A virtual host named “i+” has been put into use for the upcoming Beijing 2022 Olympic and Paralympic Winter Games. Empowered by intelligent speech recognition technology, it can translate Mandarin Chinese into English, French, Japanese, and other languages in real time, spreading knowledge about the Beijing 2022 to the world more quickly.
Intelligent speech recognition technology has been increasingly integrated into terminal applications to serve people’s everyday life. Besides AI host, its application scenarios also includes smart fitness mirror, smart wearables that can assist couriers in collecting and delivering parcels, and intelligent mouse that can type automatically when you talk.
Intelligent voice industry, as an important part of the software industry, has entered a new stage characterized by high-speed development, said Wang Jianwei, deputy director of the information technology department at China’s Ministry of Industry and Information Technology (MIIT), at the China Intelligent Voice Industry Development Summit Forum held in December 2021.
China’s intelligent voice industry has grown vibrantly in recent years, with breakthroughs made in core technologies, Wang said, adding that the accuracy rate of speech recognition has reached 98 percent.
The size of China’s intelligent voice market hit 21.7 billion yuan ($3.4 billion) in 2020, an increase of 31 percent from the previous year, and is projected to rise 44 percent year on year to 28.5 billion yuan in 2021, effectively driving industrial digitalization, pointed out a white paper on the development of China’s intelligent voice industry (2020-2021) released on Dec. 18, 2021.
In the world where all things are connected, more smart devices are required to be controlled from a distance, which brings about opportunities for the industry, said Liu Qingfeng, chairman of the council of the Speech Industry Alliance of China (SIAC) and chairman of iFlytek, a leading Chinese AI firm.
The number of smart devices driven by rising demand for speech interaction is increasing rapidly, Liu noted, adding that the amount of interaction services handled by the company’s voice assistants registered a year-on-year increase of 84 percent in 2021.
Intelligent voice technology is faced with three major challenges, including multilingual intercommunication, human-machine interaction in complex scenarios and multi-modal virtual world, Liu pointed out.
Multilingual intercommunication not only includes foreign languages, but also dialects in China; effective interaction in complex scenarios calls for accurate speech recognition when several people are talking at the same time; and multi-modal interaction means adding timbre, tone, expression, mouth shape and other factors to voice to make speech recognition more intelligent, Liu explained.

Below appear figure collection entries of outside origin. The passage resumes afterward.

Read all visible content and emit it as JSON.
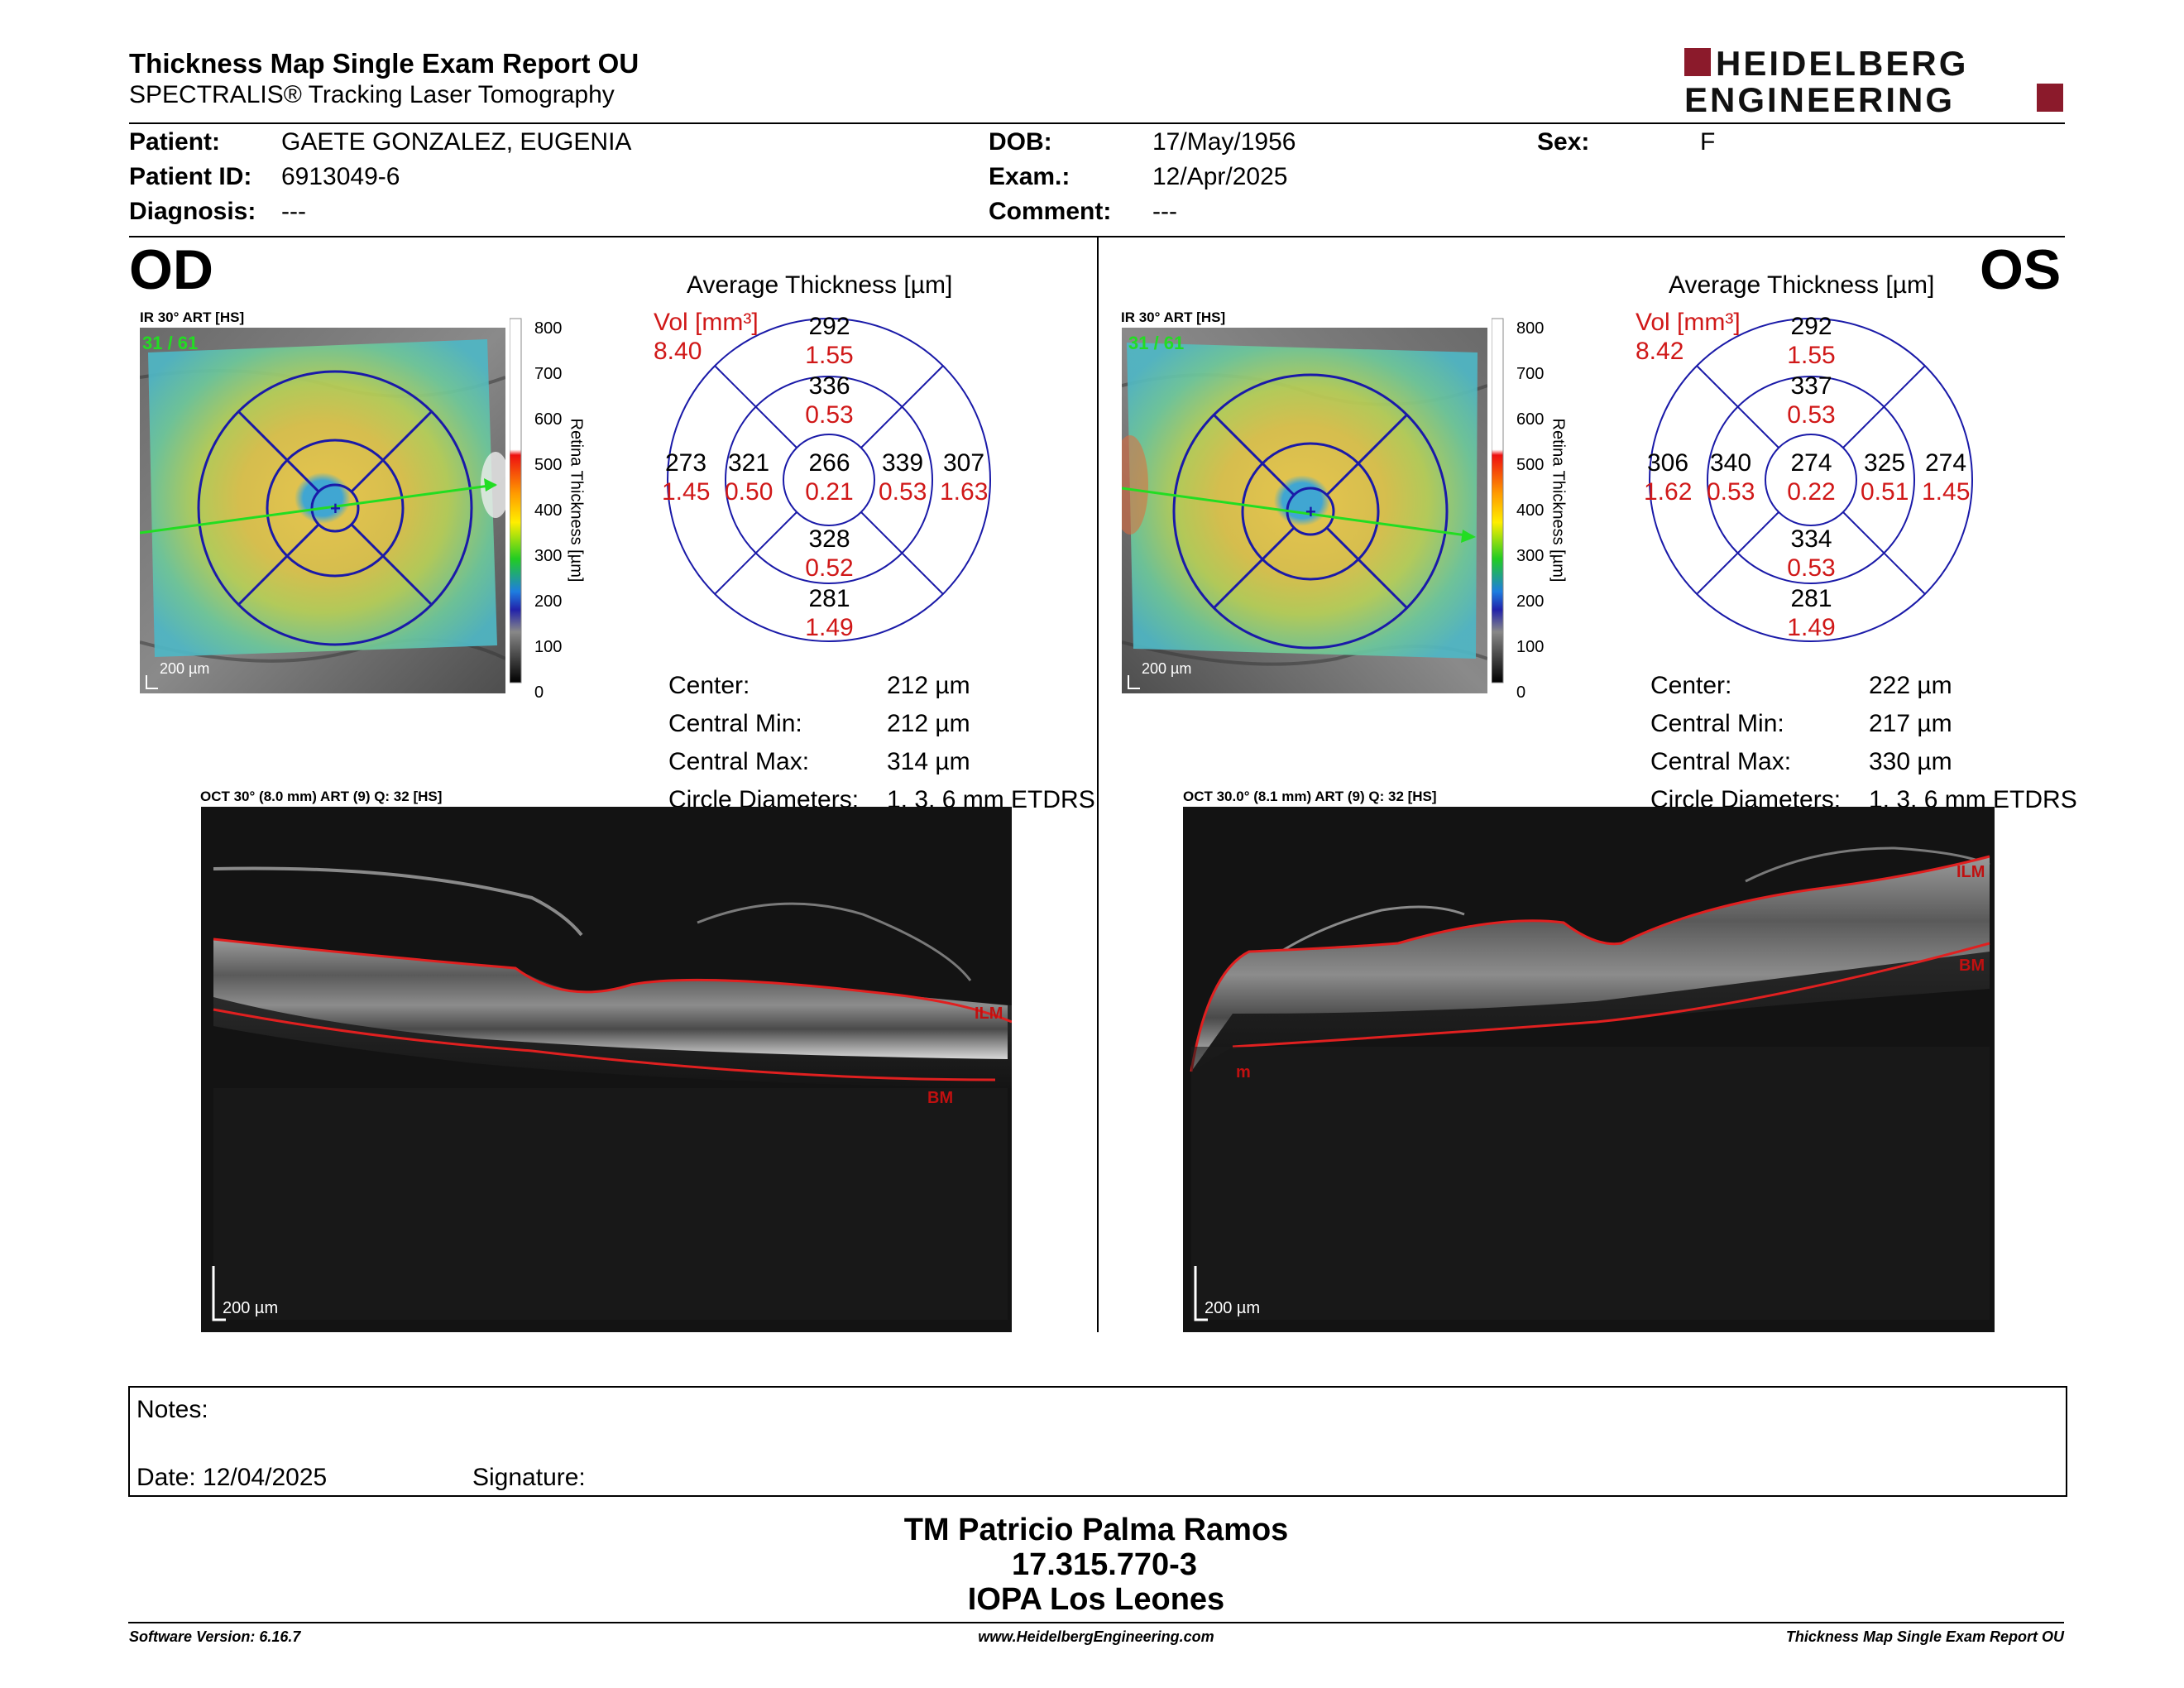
{
  "header": {
    "title": "Thickness Map Single Exam Report OU",
    "subtitle": "SPECTRALIS® Tracking Laser Tomography",
    "logo_line1": "HEIDELBERG",
    "logo_line2": "ENGINEERING",
    "logo_color": "#8b1a2b"
  },
  "patient": {
    "patient_label": "Patient:",
    "patient_value": "GAETE GONZALEZ, EUGENIA",
    "id_label": "Patient ID:",
    "id_value": "6913049-6",
    "diag_label": "Diagnosis:",
    "diag_value": "---",
    "dob_label": "DOB:",
    "dob_value": "17/May/1956",
    "exam_label": "Exam.:",
    "exam_value": "12/Apr/2025",
    "comment_label": "Comment:",
    "comment_value": "---",
    "sex_label": "Sex:",
    "sex_value": "F"
  },
  "colorbar": {
    "ticks": [
      "800",
      "700",
      "600",
      "500",
      "400",
      "300",
      "200",
      "100",
      "0"
    ],
    "label": "Retina  Thickness [µm]"
  },
  "od": {
    "eye": "OD",
    "ir_caption": "IR 30° ART [HS]",
    "ir_count": "31 / 61",
    "ir_scale": "200 µm",
    "avg_title": "Average Thickness [µm]",
    "vol_label": "Vol [mm³]",
    "vol_value": "8.40",
    "sectors": {
      "outer_sup": "292",
      "outer_sup_vol": "1.55",
      "inner_sup": "336",
      "inner_sup_vol": "0.53",
      "outer_left": "273",
      "outer_left_vol": "1.45",
      "inner_left": "321",
      "inner_left_vol": "0.50",
      "center": "266",
      "center_vol": "0.21",
      "inner_right": "339",
      "inner_right_vol": "0.53",
      "outer_right": "307",
      "outer_right_vol": "1.63",
      "inner_inf": "328",
      "inner_inf_vol": "0.52",
      "outer_inf": "281",
      "outer_inf_vol": "1.49"
    },
    "stats": [
      {
        "label": "Center:",
        "value": "212 µm"
      },
      {
        "label": "Central Min:",
        "value": "212 µm"
      },
      {
        "label": "Central Max:",
        "value": "314 µm"
      },
      {
        "label": "Circle Diameters:",
        "value": "1, 3, 6 mm ETDRS"
      }
    ],
    "oct_caption": "OCT 30° (8.0 mm) ART (9) Q: 32 [HS]",
    "oct_scale": "200 µm",
    "ilm_label": "ILM",
    "bm_label": "BM"
  },
  "os": {
    "eye": "OS",
    "ir_caption": "IR 30° ART [HS]",
    "ir_count": "31 / 61",
    "ir_scale": "200 µm",
    "avg_title": "Average Thickness [µm]",
    "vol_label": "Vol [mm³]",
    "vol_value": "8.42",
    "sectors": {
      "outer_sup": "292",
      "outer_sup_vol": "1.55",
      "inner_sup": "337",
      "inner_sup_vol": "0.53",
      "outer_left": "306",
      "outer_left_vol": "1.62",
      "inner_left": "340",
      "inner_left_vol": "0.53",
      "center": "274",
      "center_vol": "0.22",
      "inner_right": "325",
      "inner_right_vol": "0.51",
      "outer_right": "274",
      "outer_right_vol": "1.45",
      "inner_inf": "334",
      "inner_inf_vol": "0.53",
      "outer_inf": "281",
      "outer_inf_vol": "1.49"
    },
    "stats": [
      {
        "label": "Center:",
        "value": "222 µm"
      },
      {
        "label": "Central Min:",
        "value": "217 µm"
      },
      {
        "label": "Central Max:",
        "value": "330 µm"
      },
      {
        "label": "Circle Diameters:",
        "value": "1, 3, 6 mm ETDRS"
      }
    ],
    "oct_caption": "OCT 30.0° (8.1 mm) ART (9) Q: 32 [HS]",
    "oct_scale": "200 µm",
    "ilm_label": "ILM",
    "bm_label": "BM",
    "m_label": "m"
  },
  "notes": {
    "notes_label": "Notes:",
    "date_label": "Date: 12/04/2025",
    "signature_label": "Signature:"
  },
  "signatory": {
    "name": "TM Patricio Palma Ramos",
    "id": "17.315.770-3",
    "institution": "IOPA Los Leones"
  },
  "footer": {
    "software": "Software Version: 6.16.7",
    "website": "www.HeidelbergEngineering.com",
    "report": "Thickness Map Single Exam Report OU"
  }
}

It’s estimated that the recognition rate of iFlytek products increased from 69 percent to 80 percent in complex scenarios in 2021, according to Liu.
The key innovation drivers of the future development of the intelligent voice industry include unsupervised learning, multi-modal fusion and innovative cross-disciplinary research in brain science, the white paper said.
Algorithm concerning unsupervised learning and low-resource model algorithm still need major breakthroughs; and in terms of AI chips, the foundation of computing power, China needs to hurry to catch up with frontrunners in the world.
According to Wang, the MIIT plans to push ahead with the high-quality development of intelligent voice industry in three aspects.
The ministry will call on regional departments to gather pace in formulating industrial policies that promote the integrated development of intelligent voice technology and the real economy, he noted.
Meanwhile, it intends to encourage leading enterprises and scientific research institutions to join hands for further technological breakthroughs to continuously improve technologies related to speech recognition, synthesis, interaction and speech chips, and build national public service platforms for intelligent voice testing to support the development of the industry, the official said.
The SIAC has already attracted over 70 enterprises with core technologies along the industry chain. At least 70 more will join the alliance in the future, with more research institutes and universities to be expected, according to Wang.
The MIIT will also expand the application scenarios of voice technology so that it can be integrated into intelligent manufacturing, smart home, smart health, education, elderly care and other fields.